Citizen Lab a dénombré au moins cinq victimes de la société civile du logiciel malveillant DEV-0196, dont des journalistes, des opposants politiques et un employé d'une ONG. Et ce, en Amérique du Nord, en Asie centrale, en Asie du Sud-Est, en Europe et au Moyen-Orient. Dans son rapport, Citizen Lab a été quant à lui en mesure d'identifier l'emplacement des opérateurs des systèmes QuaDream dans les pays suivants : Bulgarie, Émirats arabes unis, Hongrie, Ghana, Israël, Mexique, Ouzbékistan, Roumanie, Singapour et République Tchèque.

Un canal de communication XPC créé pour obtenir des données sensibles

L'analyse du logiciel malveillant a révélé qu'il est divisé en plusieurs composants, incluant un agent de surveillance, et un agent principal du logiciel malveillant. « L'agent de surveillance est un fichier Mach-O natif écrit en Objective-C. Il est chargé de réduire l'empreinte forensics du logiciel malveillant afin d'empêcher sa détection et de gêner l'investigation. Il dispose de plusieurs techniques pour y parvenir. L'une d'entre elles consiste à surveiller différents répertoires, tels que /private/var/db/analyticsd/ et /private/var/mobile/Library/Logs/CrashReporter, afin de détecter tout artefact d'exécution de logiciel malveillant ou tout fichier lié à un crash. Une fois ces artefacts ou fichiers identifiés, l'agent de surveillance les supprime », explique Microsoft. 
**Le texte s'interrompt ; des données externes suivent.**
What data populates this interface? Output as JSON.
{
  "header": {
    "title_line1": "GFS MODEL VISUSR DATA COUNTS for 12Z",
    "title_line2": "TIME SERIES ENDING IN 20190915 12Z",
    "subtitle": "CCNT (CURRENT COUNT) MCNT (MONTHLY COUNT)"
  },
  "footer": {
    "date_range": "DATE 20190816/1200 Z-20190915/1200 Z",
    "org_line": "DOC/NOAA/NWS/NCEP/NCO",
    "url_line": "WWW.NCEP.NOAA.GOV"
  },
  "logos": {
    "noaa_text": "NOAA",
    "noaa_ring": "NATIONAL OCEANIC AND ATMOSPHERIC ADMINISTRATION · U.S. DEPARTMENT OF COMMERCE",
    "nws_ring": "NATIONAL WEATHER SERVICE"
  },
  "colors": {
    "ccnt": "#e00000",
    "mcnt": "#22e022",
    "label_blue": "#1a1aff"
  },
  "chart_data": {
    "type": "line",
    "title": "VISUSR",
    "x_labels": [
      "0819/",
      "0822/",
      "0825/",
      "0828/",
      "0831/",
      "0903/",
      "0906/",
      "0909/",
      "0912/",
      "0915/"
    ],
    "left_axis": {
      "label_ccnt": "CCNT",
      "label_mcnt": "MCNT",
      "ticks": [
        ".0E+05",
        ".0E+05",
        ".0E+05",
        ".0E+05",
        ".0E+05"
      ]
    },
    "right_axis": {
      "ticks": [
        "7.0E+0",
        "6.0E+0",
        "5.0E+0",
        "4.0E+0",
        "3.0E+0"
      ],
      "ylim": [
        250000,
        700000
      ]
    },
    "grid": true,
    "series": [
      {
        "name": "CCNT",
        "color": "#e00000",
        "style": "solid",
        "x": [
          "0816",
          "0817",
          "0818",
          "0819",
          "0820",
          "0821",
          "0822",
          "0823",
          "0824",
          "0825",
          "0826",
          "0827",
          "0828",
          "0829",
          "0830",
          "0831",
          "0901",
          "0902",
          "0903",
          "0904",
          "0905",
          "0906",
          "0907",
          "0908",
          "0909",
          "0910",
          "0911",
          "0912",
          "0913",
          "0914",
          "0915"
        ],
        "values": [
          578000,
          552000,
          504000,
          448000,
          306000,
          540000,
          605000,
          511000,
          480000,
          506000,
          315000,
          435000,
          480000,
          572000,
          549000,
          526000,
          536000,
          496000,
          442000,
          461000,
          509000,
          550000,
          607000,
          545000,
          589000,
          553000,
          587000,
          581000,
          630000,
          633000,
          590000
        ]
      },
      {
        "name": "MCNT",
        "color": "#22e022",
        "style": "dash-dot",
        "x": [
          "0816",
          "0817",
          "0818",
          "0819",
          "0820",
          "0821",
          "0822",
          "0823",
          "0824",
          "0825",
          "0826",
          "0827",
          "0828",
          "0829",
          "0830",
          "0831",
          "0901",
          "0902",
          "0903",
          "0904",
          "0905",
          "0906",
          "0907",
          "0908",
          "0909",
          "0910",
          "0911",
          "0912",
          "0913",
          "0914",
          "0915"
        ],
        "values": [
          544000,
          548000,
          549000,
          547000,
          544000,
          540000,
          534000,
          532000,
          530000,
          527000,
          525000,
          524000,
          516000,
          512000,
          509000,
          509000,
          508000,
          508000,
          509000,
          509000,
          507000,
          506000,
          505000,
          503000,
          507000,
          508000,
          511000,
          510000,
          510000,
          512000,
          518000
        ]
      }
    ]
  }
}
De son côté, l'agent principal - également fichier Mach-O natif mais cette fois écrit en Go - est doté de plusieurs capacités. A savoir aspirer des informations sur d'un terminal (version d'iOS, état de la batterie...), des informations WiFi (SSID, état du mode avion...), du réseau cellulaire (opérateur mobile, données de la carte SIM et numéro de téléphone), recherche et récupération de fichiers, utilisation de l'appareil photo en arrière-plan, surveillance des appels téléphoniques, accès au trousseau iOS, génération d'un mot de passe à usage unique iCloud basé sur le temps, etc. « L'agent crée également un canal sécurisé pour la messagerie XPC en concevant une extension d'application imbriquée appelée fud.appex. La messagerie XPC permet à l'agent d'interroger divers binaires du système pour obtenir des informations sensibles sur le terminal, telles que les données de localisation. Bien qu'il existe un binaire légitime appelé fud sur les terminaux iOS, qui fait partie du service de mise à jour des accessoires mobiles, fud.appex ne fait pas partie d'un service Apple légitime. L'agent crée l'extension de l'application malveillante dans le dossier /private/var/db/com.apple.xpc.roleaccountd.staging/PlugIns/ », prévient Microsoft.